Caricatural, incohérent, inabouti, Titane m'a laissé totalement froid. J'ai dû passer à côté.
Alors oui, la mise en scène, les acteurs, le visuel, mais tout ça pour quoi ?
Une femme meurtrière et un pompier sympa (mais pas du tout sympa en fait), si c'est ça la confusion des genres version Palme d'or, c'est un petit peu navrant tout de même. Et ce début trash-crash-porn sur carrosserie, pfffff ... Imaginons un instant si un homme avait été le réalisateur de cette scène clipesque daubée, qu'elles auraient été les réactions (méritées) ? Un regard sur le mâle gaze ? Plutôt un (fe)male gaze, en quoi c'est mieux je ne sais pas. Après la réalisatrice ne fait pas dans la finesse, pourquoi pas, mais je ne comprends pas trop les éloges du coup. Au moins Grave restait centré sur son sujet.
"Et si je mettais une louche de body horror histoire de continuer à enchaîner des plans", j'ai eu cette impression en regardant le film. Un lien thématique avec le slasher du début ? Mais pour quoi faire hein, pas la peine. Ou alors l'idée c'est qu'une mandale c'est un corps qui change ? Encore de la finesse ... Un lien avec l'ambivalence (à peine suggérée ha ha) du pompier pour son faux fils ? je vous la fait courte, pas davantage. En lisant le commentaire sur le fait que c'est très inspiré d'un documentaire sur un fait divers, on comprend mieux: l'incohérence d'un fait divers avec des obsessions de la cinéaste plaquées dessus au forceps. C'est en effet dur à regarder, mais pas pour les raisons annoncées.
Je partage totalement l'opinion de Mortensen, Crash (que je n'aime pas beaucoup) est bien meilleur.

Sommelier8413
30/05/2022 à 21:00

Bon, vu récemment sur canal et franchement...pffff, j'ai vraiment résisté pour voir comment ça allait finir, si j'aurais pu comprendre certaines scènes du film, où tout cela allait nous mener.
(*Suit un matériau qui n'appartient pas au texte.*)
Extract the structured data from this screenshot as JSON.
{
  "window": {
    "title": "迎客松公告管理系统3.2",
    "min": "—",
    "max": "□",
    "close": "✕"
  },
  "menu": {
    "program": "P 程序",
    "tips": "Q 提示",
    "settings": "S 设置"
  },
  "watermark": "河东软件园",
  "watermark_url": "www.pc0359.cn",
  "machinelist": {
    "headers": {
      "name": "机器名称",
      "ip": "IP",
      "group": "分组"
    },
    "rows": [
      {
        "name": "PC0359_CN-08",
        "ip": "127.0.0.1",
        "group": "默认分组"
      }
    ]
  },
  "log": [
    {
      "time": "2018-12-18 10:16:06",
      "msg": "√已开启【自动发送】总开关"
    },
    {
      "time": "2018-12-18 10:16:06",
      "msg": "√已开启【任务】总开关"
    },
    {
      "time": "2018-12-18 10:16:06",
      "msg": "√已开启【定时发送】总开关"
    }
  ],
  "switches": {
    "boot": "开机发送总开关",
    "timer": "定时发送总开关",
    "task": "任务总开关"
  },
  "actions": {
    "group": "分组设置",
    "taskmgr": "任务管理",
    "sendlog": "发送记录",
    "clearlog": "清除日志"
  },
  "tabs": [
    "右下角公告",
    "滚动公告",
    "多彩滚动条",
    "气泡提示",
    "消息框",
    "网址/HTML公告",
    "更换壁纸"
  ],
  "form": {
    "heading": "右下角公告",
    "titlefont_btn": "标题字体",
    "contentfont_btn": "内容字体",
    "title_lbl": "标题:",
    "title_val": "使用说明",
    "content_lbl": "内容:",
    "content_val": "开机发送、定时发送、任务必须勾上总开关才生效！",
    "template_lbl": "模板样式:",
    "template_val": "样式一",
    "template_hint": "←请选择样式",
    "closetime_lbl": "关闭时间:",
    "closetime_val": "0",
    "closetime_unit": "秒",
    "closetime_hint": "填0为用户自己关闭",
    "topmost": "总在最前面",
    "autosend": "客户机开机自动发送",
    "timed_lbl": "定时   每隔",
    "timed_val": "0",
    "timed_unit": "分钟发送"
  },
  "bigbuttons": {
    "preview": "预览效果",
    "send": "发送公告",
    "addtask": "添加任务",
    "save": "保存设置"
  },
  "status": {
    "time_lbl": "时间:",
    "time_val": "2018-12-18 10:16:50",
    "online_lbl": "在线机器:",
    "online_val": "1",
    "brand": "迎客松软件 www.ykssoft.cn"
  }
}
Et pourtant l'envie de couper le film m'a dėmangė plusieurs fois !! Aucune empathie envers les personnages, aucune idée ou début de cohérence du scénario. Après pourquoi ça a plu au jury du festival, franchement aucune idée !

Filou
18/05/2022 à 23:03

Une merde

Euh
18/05/2022 à 09:42

“In my opinion, no offense to the director of 'Titane' [Julia Ducournau], but 'Crash' was head and shoulders above that movie, because it wasn't just about superficial shock value and unconventional imagery,” Mortensen told The Hollywood Reporter

MacReady
17/05/2022 à 13:30

Quand quelqu'un te cite le box-office comme preuve de la qualité (ou non) d'un film, juste pour essayer de démontrer qu'on a raison de ne pas aimer Titane, tu vois qu'on a atteint un point de mauvaise foi et rage aveugle très comique.

Miss M
17/05/2022 à 13:09

Une vraie purge ce film.... Je rejoins beaucoup de commentaires qui vont dans le même sens. Tout comme Grave (qui est finalement une histoire bidon de famille cannibale de mères en filles), Titane promet beaucoup dans la bande-annonce mais n'offre finalement qu'un néant total. Quelques rares éclats de grâce d'un Lindon exceptionnel, d'une Agathe Rousselle électrisante (comme en son temps d'une Garance Marillier organique) ne font pas "un film". Tout juste quelques imags pour un clip très bien léché en terme de photographie et d'ambiance mais pour grand max quoi... allez... 15 mn ? 20mn ? Pour ces 2 longs métrages le défaut de Durcourneau à mes yeux est double : ses scénarios ne sont développés que sur quelques lignes d'intro et ses histoires sont à dormir debout. Je pense qu'elle ferait d'excellents courts ou moyens métrages mais pas plus.

La Classe Américaine
17/05/2022 à 13:08

Est-ce que la rédaction pourrait rappeler les chiffres faramineux que ce chef-d'oeuvre récompensé a Cannes a accomplit au box-office?....

gouyou31
17/05/2022 à 10:20

Mais quelle purge ce film !
Alors effectivement, y'a une esthétique et Julia Ducornau sait filmer, mais il manque clairement un scénario. Je me suis ennuyé au plus haut point passé les 20 premières minutes.
On est loin de la promesse donnée par la bande annonce et les diverses critiques, typiquement un film dédié à l'intelligentsia qui n'a jamais rien compris aux films d'horreur et cherche à trouver des sensations fortes.
Palme non méritée, et clairement le plus mauvais film que j'ai vu l'année dernière

Hugo Flamingo
17/05/2022 à 09:58

Personne n'en parle mais Titane est quand même vachement inspiré de l'émission ''on a échangé nos mamans' ; là c'est avec des papas.
Et aussi de l'émission ''extreme makeover''. Titane est au cinéma ce que TPMP est à la télévision.
Sinon y a de super choses dont le film qui ont été piquées dans des films, docu etc.

Neji
17/05/2022 à 01:39

La mise en scène effectivement est plutôt calibré , la photo très léché , le son également .
Mais par contre que c'est con , il manque un scénario et Franchement l'ennui prédomine sur le reste , ce fut un combat perso pour terminer le film sans parler de la violence gratuite et exarbé mais bon ça passons la réal doit avoir 2 ,3 à régler avec son psy...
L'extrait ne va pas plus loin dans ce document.